What is a Process in Linux

Processes are an instance of an executing program. In other operating systems, programs are often large, elaborate, graphical applications that take a noticeably long time to start up. In the Linux (and Unix) world, these types of programs exist as well, but so do a whole class of programs that usually have no counterpart in other operating systems. These programs are designed to be quick to start, specialized in function, and play well with others. On a Linux system, processes running these programs are constantly popping into and out of existence. For example, consider the user maxwell performing the following command line.

$ ps aux | grep httpd > daemons.$(date +%d%b%y)

In the split second that the command line took to execute, no less four than processes (ps, grep, bash, and date) were started, did their thing, and exited.

What is a Process?

By this point, you could well be tired of hearing the answer: a process in an instance of a running program. Here, however, we provide a more detailed list of the components that constitute a process.

Execution Context

Every process exists (at least to some extent) within the physical memory of the machine. Because Linux (and Unix) is designed to be a multiuser environment, the memory allocated to a process is protected, and no other process can access it. In its memory, a process loads a copy of its executable instructions, and stores any other dynamic information it is managing. A process also carries parameters associated with how often it gets the opportunity to access the CPU, such as its execution state and its niceness value (more on these soon).

I/O Context

Every process interacts to some extent with the filesystem in order to read or write information that exists before or will exist after the lifespan of the process. Elements of a process’s input/output context include the following.

Open File Descriptors

Almost every process is reading information from or writing information to external sources, usually both. In Linux, open file descriptors act as sources or sinks of information. Processes read information from or write information to file descriptors, which may be connected to regular files, device nodes, network sockets, or even each other as pipes (allowing interprocess communication).

Memory Mapped Files

Memory mapped files are files whose contents have been mapped directly into the process’s memory. Rather than reading or writing to a file descriptor, the process just accesses the appropriate memory address. Memory maps are most often used to load a process’s executable code, but may also be used for other types of non-sequential access to data.

Filesystem Context

We have encountered several pieces of information related to the filesystem that processes maintain, such as the process’s current working directory (for translating relative file references) and the process’s umask (for setting permissions on newly created files).

Environment Variables

Every process maintains its own list of name-value pairs, referred to as environment variables, or collectively as the process’s environment. Processes generally inherit their environment on startup and may refer to it for information such as the user’s preferred language or favorite editor.

Heritage Information

Every process is identified by a PID, or process id, which is assigned when it is created. In a later post, we will discover that every process has a clearly defined parent and possibly well-defined children. A process’s own identity, the identity of its children, and to some extent the identity of its siblings are maintained by the process.

Credentials

Every process runs under the context of a given user (or, more exactly, a given user id), and under the context of a collection of group id’s (generally, all of the groups that the user belongs to). These credentials limit what resources a process can access, such as which files it can open or with which other processes it is allowed to communicate.

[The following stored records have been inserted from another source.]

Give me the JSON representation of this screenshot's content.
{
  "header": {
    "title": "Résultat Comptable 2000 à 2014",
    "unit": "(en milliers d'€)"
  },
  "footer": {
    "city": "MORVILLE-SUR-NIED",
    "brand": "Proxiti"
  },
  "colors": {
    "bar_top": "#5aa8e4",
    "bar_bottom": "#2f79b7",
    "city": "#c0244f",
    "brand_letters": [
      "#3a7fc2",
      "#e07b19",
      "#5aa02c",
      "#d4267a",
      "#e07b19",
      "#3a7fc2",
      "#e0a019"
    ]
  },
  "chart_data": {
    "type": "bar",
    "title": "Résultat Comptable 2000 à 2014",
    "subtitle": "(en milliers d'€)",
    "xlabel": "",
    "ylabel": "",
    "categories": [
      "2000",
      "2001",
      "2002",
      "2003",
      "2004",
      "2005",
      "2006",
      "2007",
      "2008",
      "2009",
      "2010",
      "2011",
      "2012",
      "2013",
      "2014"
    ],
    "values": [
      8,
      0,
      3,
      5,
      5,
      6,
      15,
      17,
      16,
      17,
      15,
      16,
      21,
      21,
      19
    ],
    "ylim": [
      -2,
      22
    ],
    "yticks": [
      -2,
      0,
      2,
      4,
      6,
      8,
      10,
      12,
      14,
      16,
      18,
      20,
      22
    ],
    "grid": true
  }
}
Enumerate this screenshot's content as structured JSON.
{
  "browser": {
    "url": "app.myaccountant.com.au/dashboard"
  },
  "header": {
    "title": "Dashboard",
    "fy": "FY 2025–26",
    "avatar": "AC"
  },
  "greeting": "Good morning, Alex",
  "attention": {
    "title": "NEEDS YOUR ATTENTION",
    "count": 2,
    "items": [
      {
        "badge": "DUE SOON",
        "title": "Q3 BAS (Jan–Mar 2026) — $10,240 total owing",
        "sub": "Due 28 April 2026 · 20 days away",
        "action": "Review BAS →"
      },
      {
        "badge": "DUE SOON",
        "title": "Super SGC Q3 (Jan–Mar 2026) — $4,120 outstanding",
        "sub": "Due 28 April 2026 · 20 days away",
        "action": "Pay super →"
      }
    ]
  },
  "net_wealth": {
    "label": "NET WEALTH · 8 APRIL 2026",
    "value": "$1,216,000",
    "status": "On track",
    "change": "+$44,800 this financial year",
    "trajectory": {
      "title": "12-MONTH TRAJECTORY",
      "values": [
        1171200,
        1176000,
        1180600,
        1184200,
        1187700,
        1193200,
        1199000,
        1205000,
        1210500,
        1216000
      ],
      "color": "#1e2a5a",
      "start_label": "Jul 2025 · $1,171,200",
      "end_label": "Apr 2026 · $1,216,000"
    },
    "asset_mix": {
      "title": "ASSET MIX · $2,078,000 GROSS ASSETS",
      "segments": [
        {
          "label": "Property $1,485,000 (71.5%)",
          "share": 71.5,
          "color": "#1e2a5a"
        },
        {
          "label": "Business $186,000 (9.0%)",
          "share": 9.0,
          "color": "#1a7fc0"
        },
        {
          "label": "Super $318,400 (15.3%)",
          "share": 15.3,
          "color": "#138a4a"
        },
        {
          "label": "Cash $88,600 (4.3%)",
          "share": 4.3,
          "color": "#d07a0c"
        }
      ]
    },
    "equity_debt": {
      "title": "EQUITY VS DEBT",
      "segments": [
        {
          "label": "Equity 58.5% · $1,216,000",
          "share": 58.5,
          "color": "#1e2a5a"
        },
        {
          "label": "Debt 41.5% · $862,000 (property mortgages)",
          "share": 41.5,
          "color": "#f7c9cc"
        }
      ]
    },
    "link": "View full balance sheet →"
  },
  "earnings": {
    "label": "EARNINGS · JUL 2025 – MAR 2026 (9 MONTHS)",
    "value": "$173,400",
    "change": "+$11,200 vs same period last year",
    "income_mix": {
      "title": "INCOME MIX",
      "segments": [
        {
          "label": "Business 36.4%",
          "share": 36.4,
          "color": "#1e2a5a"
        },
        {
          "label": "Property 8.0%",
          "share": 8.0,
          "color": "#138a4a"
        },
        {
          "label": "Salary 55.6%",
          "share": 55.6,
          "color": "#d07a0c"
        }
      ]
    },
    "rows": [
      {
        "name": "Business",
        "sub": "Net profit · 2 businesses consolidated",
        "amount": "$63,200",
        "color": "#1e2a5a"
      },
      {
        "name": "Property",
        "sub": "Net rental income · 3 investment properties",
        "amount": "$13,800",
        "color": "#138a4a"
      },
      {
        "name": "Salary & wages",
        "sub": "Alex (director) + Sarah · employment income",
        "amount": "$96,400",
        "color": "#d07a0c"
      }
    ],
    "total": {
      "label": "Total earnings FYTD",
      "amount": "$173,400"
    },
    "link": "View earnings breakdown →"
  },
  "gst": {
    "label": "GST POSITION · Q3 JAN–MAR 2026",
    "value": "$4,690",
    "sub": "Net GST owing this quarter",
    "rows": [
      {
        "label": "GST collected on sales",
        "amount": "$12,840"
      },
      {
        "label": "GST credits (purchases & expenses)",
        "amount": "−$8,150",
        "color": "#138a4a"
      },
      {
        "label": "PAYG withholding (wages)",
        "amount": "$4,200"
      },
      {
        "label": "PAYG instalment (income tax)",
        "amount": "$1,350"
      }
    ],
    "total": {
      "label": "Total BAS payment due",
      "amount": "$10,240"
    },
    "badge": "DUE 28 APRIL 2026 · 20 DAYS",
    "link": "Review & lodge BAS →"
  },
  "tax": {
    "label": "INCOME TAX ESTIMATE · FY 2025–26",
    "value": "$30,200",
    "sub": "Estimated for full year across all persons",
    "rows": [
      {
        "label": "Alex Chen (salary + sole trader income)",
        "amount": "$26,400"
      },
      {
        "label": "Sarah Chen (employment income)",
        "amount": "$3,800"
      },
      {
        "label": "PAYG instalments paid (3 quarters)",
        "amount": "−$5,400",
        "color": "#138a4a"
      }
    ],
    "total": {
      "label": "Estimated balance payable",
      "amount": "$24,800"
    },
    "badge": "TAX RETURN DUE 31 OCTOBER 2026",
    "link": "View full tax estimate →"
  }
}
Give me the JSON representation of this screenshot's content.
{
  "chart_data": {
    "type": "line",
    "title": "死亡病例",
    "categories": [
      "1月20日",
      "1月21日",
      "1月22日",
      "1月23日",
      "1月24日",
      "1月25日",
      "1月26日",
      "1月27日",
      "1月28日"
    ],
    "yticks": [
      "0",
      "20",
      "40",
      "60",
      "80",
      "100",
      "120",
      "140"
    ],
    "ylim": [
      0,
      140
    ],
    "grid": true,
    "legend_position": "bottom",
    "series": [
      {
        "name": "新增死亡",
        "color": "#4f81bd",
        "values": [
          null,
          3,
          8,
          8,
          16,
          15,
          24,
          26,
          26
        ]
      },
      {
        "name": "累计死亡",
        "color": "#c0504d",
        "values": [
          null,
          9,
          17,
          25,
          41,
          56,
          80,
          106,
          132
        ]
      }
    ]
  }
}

Resource Statistics and Limits

Every process also records statistics to track the extent to which system resources have been utilized, such as its memory size, its number of open files, its amount of CPU time, and others. The amount of many of these resources that a process is allowed to use can also be limited, a concept called resource limits.

Viewing Processes with the ps Command

We have already encountered the ps command many times. Now, we will attempt to familiarize ourselves with a broader selection of the many command-line switches associated with it. A quick ps –help will display a summary of over 50 different switches for customizing the ps command’s behavior. To complicate matters, different versions of Unix have developed their own versions of the ps command, which do not use the same command line switch conventions. The Linux version of the ps command tries to be as accommodating as possible to people from different Unix backgrounds, and often there are multiple switches for any given option, some of which start with a conventional leading hyphen (“-”), and some of which do not.

Process Selection

By default, the ps command lists all processes started from a user’s terminal. While reasonable when users connected to Unix boxes using serial line terminals, this behavior seems a bit minimalist when every terminal window within an X graphical environment is treated as a separate terminal. The following command line switches can be used to expand (or reduce) the processes which the ps command lists.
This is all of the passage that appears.